3. Customer Conversations Are Non-Negotiable
PDMs must regularly engage with customers to deeply understand their workflows, use cases, and pain points. Every PDM is expected to have meaningful conversations with at least four customers each month — this is essential for building products that solve real problems, not assumptions.
4. Marketing
A PDM needs to market themselves and their product internally (slack, TH, release notes, etc) and externally (LI, demos, updates page, etc).
5. Under Promise / overdeliver
Always buffer timelines, and validate scope before giving even an internal ETA. Push for early release, and keep a changelog of “wins” to share at releases.

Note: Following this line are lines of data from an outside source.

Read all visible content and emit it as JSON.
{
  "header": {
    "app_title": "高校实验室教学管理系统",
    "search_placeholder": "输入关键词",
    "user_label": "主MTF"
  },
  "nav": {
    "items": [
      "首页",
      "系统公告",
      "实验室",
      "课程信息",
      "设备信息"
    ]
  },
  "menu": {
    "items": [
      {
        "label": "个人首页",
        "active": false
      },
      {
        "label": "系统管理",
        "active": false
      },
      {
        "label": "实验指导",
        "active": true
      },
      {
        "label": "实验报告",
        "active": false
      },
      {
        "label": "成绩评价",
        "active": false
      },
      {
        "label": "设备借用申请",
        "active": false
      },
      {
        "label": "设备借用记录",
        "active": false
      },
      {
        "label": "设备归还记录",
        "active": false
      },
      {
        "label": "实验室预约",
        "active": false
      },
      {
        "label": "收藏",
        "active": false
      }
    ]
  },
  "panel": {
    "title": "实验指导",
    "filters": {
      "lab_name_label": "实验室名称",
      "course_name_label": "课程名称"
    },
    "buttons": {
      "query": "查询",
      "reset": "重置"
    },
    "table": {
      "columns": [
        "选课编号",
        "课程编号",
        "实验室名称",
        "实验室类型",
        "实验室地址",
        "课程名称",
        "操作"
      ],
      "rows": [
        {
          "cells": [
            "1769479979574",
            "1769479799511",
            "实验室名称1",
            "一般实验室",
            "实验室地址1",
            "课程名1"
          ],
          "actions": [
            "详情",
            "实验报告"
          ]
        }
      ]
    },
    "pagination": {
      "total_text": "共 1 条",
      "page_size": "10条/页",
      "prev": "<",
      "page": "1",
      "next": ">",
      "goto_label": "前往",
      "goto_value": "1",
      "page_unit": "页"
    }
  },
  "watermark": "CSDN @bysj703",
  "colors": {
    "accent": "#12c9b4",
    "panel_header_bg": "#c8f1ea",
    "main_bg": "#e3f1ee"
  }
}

6. No ETAs without tickets
If a PDM commits to build a new feature/enhancement for the CS / Sales team, there has to be a YT ticket created for the project. It’s the responsibility of the PDM as well as CS / Sales team member to make sure that the ticket is created.
7. Peer review
Once a PRD is created, it has to be reviewed first by the rest of the product team and then by the stakeholders. Development starts only after both reviews are passed
8. Roadmap Framework
It’s the responsibility of the PDM to release at least 3 quick hits and one medium-complexity task every month. In addition to this, one major enhancement has to be delivered every quarter.
9. Don’t accept mediocracy
Don’t accept mediocrity. Set the standard — UI polish, app performance, and reliability aren’t nice-to-haves. Your name is on the product, own the quality. Every release should be something you’re proud to demo.
10 Ownership Doesn’t End at Release
The job isn’t done when the feature is shipped. Track adoption, bugs, feedback, and iterate. Own outcomes, not just output.